Standing out from the crowd
Extra-curricular activities give you a chance to stand out from the crowd and show recruiters what interests you, what you are passionate about, how you spend your free time, and how effectively you can manage your time to meet the demands of an MSc course whilst taking part in other activities.
Extra-curricular activities are any activities you do outside of your studies or internship experiences. They could include: student societies, volunteering, sports, travel, music, business games and competitions, entrepreneurship, or being a student representative.
Demonstrating the skills recruiters look for
Recruiters look for evidence of skills when they are selecting candidates. It is not enough just to say you are good at something – you have to be able to provide proof of your ability. Extra-curricular activities are a great way to show how you have developed the skills recruiters are looking for. For example, if you are involved in a sport, it can demonstrate your team working abilities. Society involvement, especially if you were a member of the executive, can be a great way to demonstrate leadership experience. Being a student representative for your course can demonstrate communication and negotiation skills.

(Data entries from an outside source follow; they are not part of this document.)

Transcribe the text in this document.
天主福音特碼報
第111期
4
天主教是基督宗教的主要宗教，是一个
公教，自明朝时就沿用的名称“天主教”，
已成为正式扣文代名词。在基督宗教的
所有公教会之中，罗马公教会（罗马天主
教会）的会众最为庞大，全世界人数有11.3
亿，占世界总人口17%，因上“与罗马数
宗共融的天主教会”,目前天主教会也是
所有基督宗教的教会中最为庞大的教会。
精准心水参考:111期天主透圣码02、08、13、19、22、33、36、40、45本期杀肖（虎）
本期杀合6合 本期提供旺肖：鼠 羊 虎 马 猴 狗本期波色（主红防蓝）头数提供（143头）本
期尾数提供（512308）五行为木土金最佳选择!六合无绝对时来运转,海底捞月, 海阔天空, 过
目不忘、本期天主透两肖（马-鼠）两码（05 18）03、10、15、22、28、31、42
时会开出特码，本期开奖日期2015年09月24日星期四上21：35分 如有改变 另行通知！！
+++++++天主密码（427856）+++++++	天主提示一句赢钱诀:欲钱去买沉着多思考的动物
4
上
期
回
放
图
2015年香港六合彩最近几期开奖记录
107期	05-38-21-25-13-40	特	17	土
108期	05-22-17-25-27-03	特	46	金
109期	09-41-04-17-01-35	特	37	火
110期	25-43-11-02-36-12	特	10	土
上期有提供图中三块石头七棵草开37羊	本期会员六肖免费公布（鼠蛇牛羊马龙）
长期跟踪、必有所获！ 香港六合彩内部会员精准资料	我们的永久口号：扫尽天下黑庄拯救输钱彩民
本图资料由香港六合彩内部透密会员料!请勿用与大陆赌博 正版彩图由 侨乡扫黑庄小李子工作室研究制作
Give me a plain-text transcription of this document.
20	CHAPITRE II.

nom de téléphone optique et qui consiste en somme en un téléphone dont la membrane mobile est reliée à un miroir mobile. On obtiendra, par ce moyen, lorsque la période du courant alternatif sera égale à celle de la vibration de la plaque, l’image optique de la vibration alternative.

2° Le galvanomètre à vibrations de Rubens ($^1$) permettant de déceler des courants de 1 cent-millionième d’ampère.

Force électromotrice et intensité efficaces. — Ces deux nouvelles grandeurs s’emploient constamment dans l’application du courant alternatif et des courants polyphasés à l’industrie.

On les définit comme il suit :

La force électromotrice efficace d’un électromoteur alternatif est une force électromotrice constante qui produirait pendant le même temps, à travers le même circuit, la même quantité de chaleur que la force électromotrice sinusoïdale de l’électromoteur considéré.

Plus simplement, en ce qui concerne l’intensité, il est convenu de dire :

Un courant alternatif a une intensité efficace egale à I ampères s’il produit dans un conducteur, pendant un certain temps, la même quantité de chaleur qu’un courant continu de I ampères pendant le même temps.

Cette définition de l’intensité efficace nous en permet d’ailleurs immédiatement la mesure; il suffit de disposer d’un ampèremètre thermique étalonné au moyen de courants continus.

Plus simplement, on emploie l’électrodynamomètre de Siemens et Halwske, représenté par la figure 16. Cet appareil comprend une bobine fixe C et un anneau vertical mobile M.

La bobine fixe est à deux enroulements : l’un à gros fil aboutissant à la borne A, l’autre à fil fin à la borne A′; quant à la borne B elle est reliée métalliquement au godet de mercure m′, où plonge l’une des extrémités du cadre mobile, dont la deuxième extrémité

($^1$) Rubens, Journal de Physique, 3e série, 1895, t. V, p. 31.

Giving extra-curricular skills equal weight
Because of this, recruiters consider extra-curricular activities to be really important and they will ask you about them in application forms and interviews. Global strategy consultancy McKinsey and Company, for example, gives each section of your CV equal weight, meaning that extra-curricular activities are considered as important as education or work history.
Recruiters expect that you will be doing at least one thing alongside your course this year, although it’s entirely up to you what you do. Think about what kind of skills and experience you would like to develop – are there any areas where you feel you do not have much experience? Then select an activity that will enable you to build these skills. For instance, if you do not have much experience of problem solving, joining a student-consulting group through the Enactus society would be a great way to develop this.
Finally, be realistic about how much you can take on. It is much better to take on a small number of activities and be actively involved in them than to join lots of societies but only go to the occasional event. Think about what you could say about your involvement in that activity in an interview, and how you can get the most out of the experience.